Ever since Romain Ott has been the winemaker at Château Léoube, a property that is adjacent to his family’s estate, he has been pushing the envelope of the premium rosé category. At an exclusive lunch in the just-reopened Langan’s Brasserie Ott talks to Victor Smart about the new wines and pairs them with a variety of interesting dishes, including veal chop with the super-premium, late-bottled Léoube Rosé Singulier that is £199 a magnum, is far darker, and should be served fresh but not cold.
“For me, this is the new frontier of premium rosé, a wine which, though not cheap, is beginning to be capable of going head to head with some serious reds and whites,” writes Smart.

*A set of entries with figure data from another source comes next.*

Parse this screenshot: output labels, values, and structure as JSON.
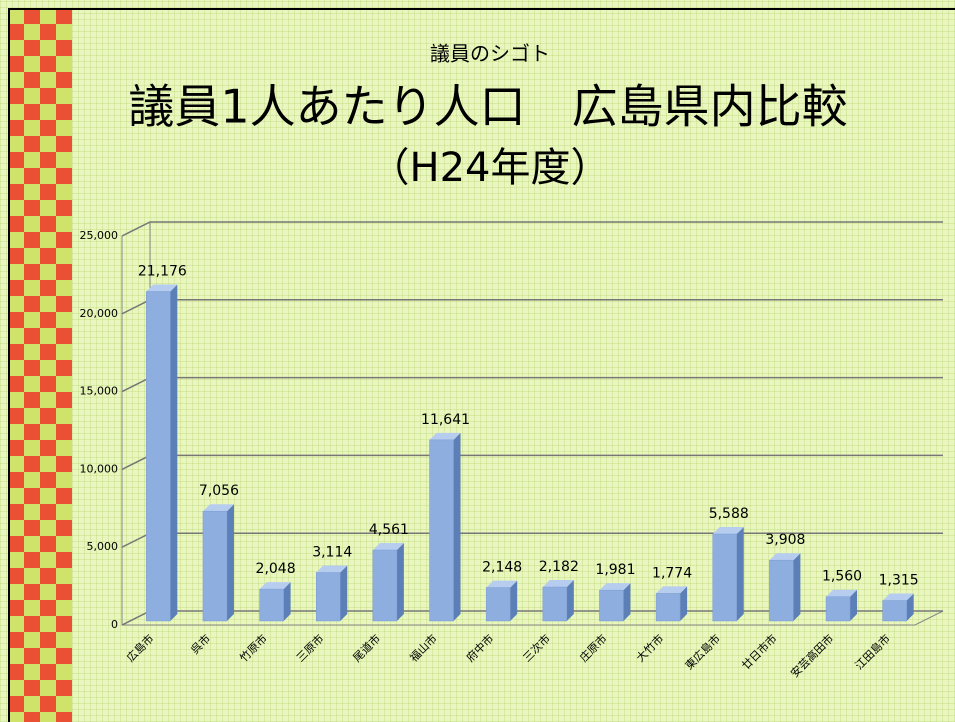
{
  "chart_data": {
    "type": "bar",
    "subtitle": "議員のシゴト",
    "title": "議員1人あたり人口　広島県内比較",
    "title_line2": "（H24年度）",
    "categories": [
      "広島市",
      "呉市",
      "竹原市",
      "三原市",
      "尾道市",
      "福山市",
      "府中市",
      "三次市",
      "庄原市",
      "大竹市",
      "東広島市",
      "廿日市市",
      "安芸高田市",
      "江田島市"
    ],
    "values": [
      21176,
      7056,
      2048,
      3114,
      4561,
      11641,
      2148,
      2182,
      1981,
      1774,
      5588,
      3908,
      1560,
      1315
    ],
    "value_labels": [
      "21,176",
      "7,056",
      "2,048",
      "3,114",
      "4,561",
      "11,641",
      "2,148",
      "2,182",
      "1,981",
      "1,774",
      "5,588",
      "3,908",
      "1,560",
      "1,315"
    ],
    "color": "#8eaee0",
    "ylim": [
      0,
      25000
    ],
    "yticks": [
      0,
      {
        "value": 5000,
        "label": "5,000"
      },
      {
        "value": 10000,
        "label": "10,000"
      },
      {
        "value": 15000,
        "label": "15,000"
      },
      {
        "value": 20000,
        "label": "20,000"
      },
      {
        "value": 25000,
        "label": "25,000"
      }
    ],
    "grid": true
  }
}
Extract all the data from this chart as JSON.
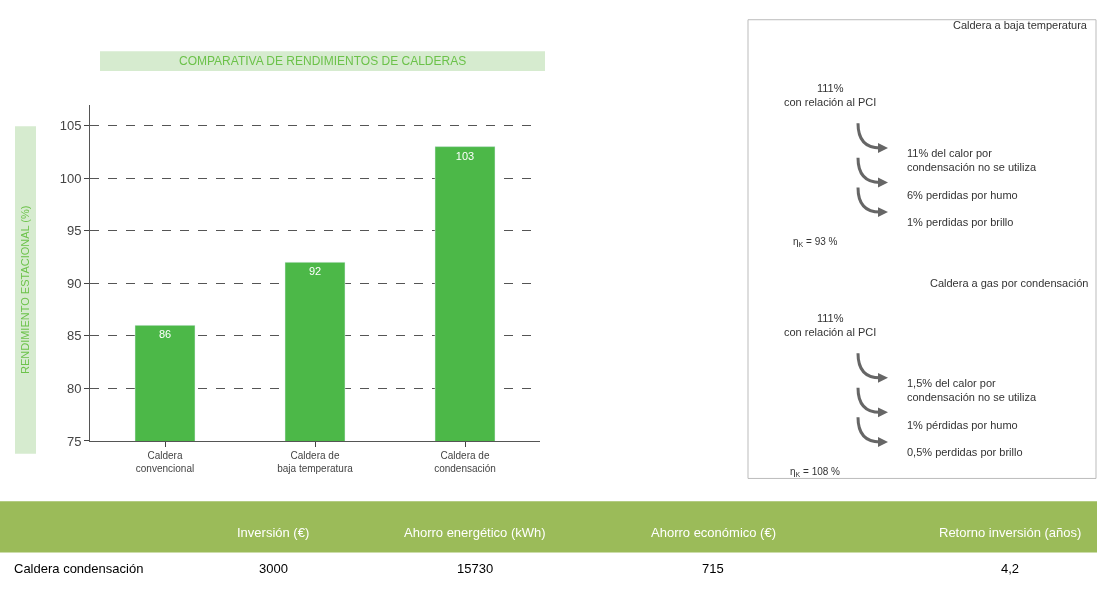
{
  "chart_data": [
    {
      "type": "bar",
      "title": "COMPARATIVA DE RENDIMIENTOS DE CALDERAS",
      "ylabel": "RENDIMIENTO ESTACIONAL (%)",
      "categories": [
        "Caldera\nconvencional",
        "Caldera de\nbaja temperatura",
        "Caldera de\ncondensación"
      ],
      "values": [
        86,
        92,
        103
      ],
      "color": "#4cb848",
      "ylim": [
        75,
        107
      ],
      "yticks": [
        75,
        80,
        85,
        90,
        95,
        100,
        105
      ],
      "grid": "y",
      "data_labels": true
    },
    {
      "type": "other",
      "title": "Caldera a baja temperatura",
      "annotations": [
        "111%\ncon relación al PCI",
        "11% del calor por\ncondensación no se utiliza",
        "6% perdidas por humo",
        "1% perdidas por brillo",
        "η$_{K}$ = 93 %"
      ]
    },
    {
      "type": "other",
      "title": "Caldera a gas por condensación",
      "annotations": [
        "111%\ncon relación al PCI",
        "1,5% del calor por\ncondensación no se utiliza",
        "1% pérdidas por humo",
        "0,5% perdidas por brillo",
        "η$_{K}$ = 108 %"
      ]
    },
    {
      "type": "other",
      "color": "#9bbb59",
      "annotations": [
        "Inversión (€)",
        "Ahorro energético (kWh)",
        "Ahorro económico (€)",
        "Retorno inversión (años)",
        "Caldera condensación",
        "3000",
        "15730",
        "715",
        "4,2"
      ]
    }
  ]
}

“The first sensation of tasting a rosé must be, mmmm…” That’s the view of Romain Ott, whose family estate in Provence, Domaines Ott, has done so much to elevate rosé as a category. Ott, lean and perfectionist, is hosting our lunch at Langan’s Brasserie recently reopened restaurant in Mayfair to preview the new 2021 vintage of Château Léoube and a rather special 2020 vintage.
The biodynamic château, which neighbours the Ott family’s estate on Cape Bénat not so far from St Tropez, scored a coup twenty years ago by persuading Romain to become its winemaker. It now produces reds, whites, rosés, sparkings and top-notch olive oil. It has acidic soils (a mix of schist, clay and colluvium) and enjoys huge amounts of sunshine.

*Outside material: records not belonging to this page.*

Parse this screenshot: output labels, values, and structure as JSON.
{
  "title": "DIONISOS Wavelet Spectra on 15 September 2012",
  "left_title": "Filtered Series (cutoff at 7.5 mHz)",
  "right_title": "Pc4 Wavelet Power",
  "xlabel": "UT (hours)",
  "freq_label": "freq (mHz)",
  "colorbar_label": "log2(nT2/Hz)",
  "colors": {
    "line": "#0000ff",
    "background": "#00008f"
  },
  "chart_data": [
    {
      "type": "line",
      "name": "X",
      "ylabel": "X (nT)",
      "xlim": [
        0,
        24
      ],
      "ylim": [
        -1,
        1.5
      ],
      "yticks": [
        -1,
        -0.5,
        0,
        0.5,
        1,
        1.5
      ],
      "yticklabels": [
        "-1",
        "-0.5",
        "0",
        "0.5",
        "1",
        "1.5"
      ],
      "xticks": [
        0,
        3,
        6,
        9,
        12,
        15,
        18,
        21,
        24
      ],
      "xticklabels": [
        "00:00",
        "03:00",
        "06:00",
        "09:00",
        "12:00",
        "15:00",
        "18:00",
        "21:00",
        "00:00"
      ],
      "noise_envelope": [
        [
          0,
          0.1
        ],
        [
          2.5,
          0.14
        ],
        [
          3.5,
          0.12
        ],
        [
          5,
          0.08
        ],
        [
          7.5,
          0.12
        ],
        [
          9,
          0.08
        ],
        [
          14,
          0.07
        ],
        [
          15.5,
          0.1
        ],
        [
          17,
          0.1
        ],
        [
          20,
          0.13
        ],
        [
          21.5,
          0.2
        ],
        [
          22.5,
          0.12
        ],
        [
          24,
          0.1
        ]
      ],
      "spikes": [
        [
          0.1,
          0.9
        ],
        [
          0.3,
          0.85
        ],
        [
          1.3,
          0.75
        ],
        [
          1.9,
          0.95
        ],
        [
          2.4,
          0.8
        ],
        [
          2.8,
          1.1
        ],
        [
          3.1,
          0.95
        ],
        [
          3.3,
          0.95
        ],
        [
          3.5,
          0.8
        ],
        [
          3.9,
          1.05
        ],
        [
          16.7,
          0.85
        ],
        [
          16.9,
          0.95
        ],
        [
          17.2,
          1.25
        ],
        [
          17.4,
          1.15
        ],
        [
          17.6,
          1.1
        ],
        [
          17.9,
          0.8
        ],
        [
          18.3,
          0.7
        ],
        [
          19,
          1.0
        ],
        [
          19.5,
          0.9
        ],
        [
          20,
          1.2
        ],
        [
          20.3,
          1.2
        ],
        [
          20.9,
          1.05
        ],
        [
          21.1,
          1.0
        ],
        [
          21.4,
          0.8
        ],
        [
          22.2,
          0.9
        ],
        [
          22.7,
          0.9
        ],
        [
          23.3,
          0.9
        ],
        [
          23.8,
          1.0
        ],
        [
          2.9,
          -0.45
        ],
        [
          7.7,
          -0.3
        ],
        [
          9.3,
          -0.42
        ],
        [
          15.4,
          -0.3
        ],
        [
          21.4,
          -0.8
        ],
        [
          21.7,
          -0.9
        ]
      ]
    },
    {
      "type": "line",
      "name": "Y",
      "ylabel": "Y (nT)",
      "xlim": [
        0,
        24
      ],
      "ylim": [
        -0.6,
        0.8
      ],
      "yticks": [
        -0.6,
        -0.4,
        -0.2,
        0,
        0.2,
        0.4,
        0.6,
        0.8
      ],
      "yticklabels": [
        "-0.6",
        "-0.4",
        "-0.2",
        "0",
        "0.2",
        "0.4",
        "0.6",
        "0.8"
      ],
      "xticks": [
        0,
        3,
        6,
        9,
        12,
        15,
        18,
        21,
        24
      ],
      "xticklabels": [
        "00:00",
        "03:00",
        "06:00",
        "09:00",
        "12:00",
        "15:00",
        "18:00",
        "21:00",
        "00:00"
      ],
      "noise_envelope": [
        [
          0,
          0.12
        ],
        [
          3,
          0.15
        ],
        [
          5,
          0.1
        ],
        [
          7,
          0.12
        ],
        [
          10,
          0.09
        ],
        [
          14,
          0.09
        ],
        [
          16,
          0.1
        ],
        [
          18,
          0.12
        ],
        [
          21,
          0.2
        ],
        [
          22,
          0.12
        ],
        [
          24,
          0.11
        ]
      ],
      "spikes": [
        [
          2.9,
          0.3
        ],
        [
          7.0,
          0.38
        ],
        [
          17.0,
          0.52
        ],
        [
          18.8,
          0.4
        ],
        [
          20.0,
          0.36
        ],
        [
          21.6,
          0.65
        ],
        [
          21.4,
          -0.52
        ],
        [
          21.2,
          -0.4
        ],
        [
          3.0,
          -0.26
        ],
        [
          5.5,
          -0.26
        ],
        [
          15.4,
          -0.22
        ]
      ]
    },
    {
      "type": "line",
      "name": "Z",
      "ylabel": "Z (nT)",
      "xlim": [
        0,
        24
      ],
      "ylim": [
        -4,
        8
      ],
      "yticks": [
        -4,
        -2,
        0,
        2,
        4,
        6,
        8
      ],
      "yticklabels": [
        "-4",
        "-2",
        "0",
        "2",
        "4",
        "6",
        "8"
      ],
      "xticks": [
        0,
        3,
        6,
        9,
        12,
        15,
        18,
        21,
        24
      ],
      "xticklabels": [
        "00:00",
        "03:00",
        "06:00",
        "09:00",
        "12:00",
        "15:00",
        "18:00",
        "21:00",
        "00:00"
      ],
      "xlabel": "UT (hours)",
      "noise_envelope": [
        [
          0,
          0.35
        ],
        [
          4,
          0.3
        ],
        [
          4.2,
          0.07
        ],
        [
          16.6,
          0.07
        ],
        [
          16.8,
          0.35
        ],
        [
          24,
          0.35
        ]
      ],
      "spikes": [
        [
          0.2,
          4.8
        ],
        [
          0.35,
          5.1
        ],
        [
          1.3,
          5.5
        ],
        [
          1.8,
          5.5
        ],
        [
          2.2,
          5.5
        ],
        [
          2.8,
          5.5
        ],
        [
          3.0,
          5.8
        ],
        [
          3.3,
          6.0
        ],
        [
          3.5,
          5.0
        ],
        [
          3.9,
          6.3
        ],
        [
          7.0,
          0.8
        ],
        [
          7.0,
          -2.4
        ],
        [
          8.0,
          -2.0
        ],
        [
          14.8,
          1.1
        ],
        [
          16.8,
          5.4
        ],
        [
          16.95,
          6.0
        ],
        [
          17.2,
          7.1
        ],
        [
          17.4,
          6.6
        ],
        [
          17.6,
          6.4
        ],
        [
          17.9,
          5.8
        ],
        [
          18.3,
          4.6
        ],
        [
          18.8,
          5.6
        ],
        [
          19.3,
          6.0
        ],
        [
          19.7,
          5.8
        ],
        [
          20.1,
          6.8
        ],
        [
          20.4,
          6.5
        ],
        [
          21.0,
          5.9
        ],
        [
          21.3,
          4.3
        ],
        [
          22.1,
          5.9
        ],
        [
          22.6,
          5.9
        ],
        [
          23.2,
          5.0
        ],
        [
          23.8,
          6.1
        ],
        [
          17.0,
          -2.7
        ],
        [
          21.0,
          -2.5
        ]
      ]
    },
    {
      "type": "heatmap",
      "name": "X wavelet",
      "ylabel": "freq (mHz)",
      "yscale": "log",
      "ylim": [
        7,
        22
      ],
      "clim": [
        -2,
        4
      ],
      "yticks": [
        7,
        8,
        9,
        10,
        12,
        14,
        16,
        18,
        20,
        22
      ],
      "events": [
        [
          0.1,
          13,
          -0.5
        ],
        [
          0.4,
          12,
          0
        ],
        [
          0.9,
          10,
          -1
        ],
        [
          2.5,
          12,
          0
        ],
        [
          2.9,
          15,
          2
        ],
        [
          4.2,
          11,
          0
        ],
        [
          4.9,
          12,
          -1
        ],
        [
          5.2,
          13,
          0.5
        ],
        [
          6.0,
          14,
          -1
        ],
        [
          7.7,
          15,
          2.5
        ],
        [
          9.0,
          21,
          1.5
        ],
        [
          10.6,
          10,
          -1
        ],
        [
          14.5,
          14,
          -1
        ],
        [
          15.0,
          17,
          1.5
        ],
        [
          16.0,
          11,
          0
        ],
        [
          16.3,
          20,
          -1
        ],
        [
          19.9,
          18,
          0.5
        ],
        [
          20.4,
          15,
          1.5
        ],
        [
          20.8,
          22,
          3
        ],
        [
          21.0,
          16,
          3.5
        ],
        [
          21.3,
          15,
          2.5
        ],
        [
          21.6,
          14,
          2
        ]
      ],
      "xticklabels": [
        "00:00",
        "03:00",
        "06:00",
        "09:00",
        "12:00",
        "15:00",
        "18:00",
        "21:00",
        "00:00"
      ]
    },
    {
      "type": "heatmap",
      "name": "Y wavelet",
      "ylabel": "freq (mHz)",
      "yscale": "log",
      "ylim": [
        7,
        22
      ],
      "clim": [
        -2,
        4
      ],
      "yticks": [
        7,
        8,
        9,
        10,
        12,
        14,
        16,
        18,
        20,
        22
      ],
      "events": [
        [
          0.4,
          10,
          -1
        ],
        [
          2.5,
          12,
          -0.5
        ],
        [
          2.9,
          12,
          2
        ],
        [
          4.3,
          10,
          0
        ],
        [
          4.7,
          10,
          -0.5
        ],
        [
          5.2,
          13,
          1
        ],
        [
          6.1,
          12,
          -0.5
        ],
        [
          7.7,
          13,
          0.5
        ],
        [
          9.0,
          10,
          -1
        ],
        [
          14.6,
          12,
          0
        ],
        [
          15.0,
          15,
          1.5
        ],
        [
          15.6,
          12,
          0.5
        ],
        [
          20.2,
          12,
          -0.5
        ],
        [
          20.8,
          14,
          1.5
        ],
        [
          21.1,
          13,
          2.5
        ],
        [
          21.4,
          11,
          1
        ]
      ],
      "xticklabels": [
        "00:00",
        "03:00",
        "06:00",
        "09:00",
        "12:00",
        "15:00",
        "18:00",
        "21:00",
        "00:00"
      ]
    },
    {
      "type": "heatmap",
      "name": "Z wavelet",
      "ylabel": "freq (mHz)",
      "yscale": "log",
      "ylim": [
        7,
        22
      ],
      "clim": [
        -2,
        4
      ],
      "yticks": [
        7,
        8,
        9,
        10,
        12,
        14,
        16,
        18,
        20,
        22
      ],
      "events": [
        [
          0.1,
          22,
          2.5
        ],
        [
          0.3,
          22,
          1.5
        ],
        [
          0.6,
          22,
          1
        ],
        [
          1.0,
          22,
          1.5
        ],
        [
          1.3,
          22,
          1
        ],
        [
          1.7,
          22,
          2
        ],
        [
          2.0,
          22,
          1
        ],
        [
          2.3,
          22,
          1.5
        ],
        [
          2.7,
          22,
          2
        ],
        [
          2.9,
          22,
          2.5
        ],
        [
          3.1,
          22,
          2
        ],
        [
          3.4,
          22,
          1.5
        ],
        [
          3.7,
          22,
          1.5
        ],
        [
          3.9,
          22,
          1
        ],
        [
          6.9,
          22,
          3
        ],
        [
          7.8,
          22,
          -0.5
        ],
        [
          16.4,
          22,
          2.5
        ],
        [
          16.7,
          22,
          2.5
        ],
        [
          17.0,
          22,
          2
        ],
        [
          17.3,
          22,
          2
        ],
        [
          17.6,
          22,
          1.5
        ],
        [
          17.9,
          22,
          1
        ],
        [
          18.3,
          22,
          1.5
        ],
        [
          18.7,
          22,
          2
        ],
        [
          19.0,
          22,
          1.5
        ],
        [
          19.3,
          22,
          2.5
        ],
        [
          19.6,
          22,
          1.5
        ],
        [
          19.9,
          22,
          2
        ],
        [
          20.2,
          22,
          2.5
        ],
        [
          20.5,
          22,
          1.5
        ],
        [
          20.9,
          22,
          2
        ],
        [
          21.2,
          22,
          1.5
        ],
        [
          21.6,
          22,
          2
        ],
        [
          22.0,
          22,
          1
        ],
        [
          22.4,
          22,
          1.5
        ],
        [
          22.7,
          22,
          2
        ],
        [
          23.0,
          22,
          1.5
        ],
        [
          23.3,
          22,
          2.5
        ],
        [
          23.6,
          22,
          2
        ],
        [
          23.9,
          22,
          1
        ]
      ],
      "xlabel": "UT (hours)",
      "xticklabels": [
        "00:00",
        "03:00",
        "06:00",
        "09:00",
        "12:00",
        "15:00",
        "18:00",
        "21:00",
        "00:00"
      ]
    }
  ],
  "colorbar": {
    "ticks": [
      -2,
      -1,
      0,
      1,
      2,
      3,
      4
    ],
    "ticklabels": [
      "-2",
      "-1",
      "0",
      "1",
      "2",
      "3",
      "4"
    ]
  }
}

The ascent of rosé into a category of discernment is, of course, relatively recent, though one suspects France has probably been quietly imbibing excellent rosés without ever exporting them. The entry level offering is Rosé de Léoube 2021 (13% abv) and will retail at £16.99. We know with rosés, that a lot of people choose with their eyes. And the first thing you notice is the colour. There is that wonderful salmon-pink paleness evoking lazy days in the Provençal sunshine which is emphatically demanded by most customers.
For Romain it is an article of faith that rosé is all about delicacy. His contention is that it can be harder to make an excellent rosé than a white or red because any flaws are more exposed, they are less likely to be excused as part of the wine’s character.
So how does the 2021 fare? Served with our amuse-bouche, this is a blend of Grenache and Cinsault with a touch of Syrah and Mourvèdre. It displays the sort of marked salinity, aromatic balance and above all freshness that are the hallmarks of a top premium rosé.
Next up with beef tartare and leek vinaigrette mimosa, we move on to the Secret de Léoube Rosé 2021 (13% abv). A mix of Grenache, Cinsault, and an extra dose of Cabernet Sauvignon from the winery’s oldest vines, this will sell for between £30 and £35 a bottle, taking us into realm of some of the best-crafted rosés out there. Here there is some white fruit and excellent salinity and aromatic balance. But what’s notable is that it’s more precise and has real complexity. It has that “mmmm…” quality while also appealing to the discerning inner imbiber.
For me, this is the new frontier of premium rosé, a wine which, though not cheap, is beginning to be capable of going head to head with some serious reds and whites.
Romain and the Ott family have helped reinvent the rosé category. Interestingly, though, Romain seems to be driven not by braggadocio but hard work and a relentless quest to improve. He’s rather modest about his achievements, seeking year by year incremental improvements. When I ask him how he plans to develop rosé further, he responds almost bashfully: “I am not a magician, I don’t know how far rosé will go.”
It’s time for our main course (with a choice of Scottish salmon, veal chop or Jerusalem artichoke risotto) and the move into the highest of high-end rosés. The Léoube Rosé Singulier (14% AVB) is a combination of Grenache, Cinsault, Cabernet Sauvignon, comes only in magnums and costs an immodest £199 a bottle. Only 800 bottles of this late-bottled rosé have been released.
But here things get interesting. First, there’s the colour. This looks a little darker in the bottle, though, of course, that may be because it’s a magnum. But this is a wine which is less fresh than the Secret but has lots more complexity and greater depth of flavour. And, although not made to be aged, it’s older being from 2020. And our host advises that it must be served warmer. Yes, not straight-from-the-fridge cold as most rosé drinkers would insist but between 8 and 10 degrees centigrade. For the purist keen to sniff out all those wonderful notes and fully understand the complexity 12 degrees might be perfect.
The transformation of the rosé category seems complete. Winemakers like Romain have shifted rosé from cheap and frivolous and cold, to something that takes a little bit of time to develop and needs to be savoured just a little warmer. He may not be a magician, but an alchemist? Certainly.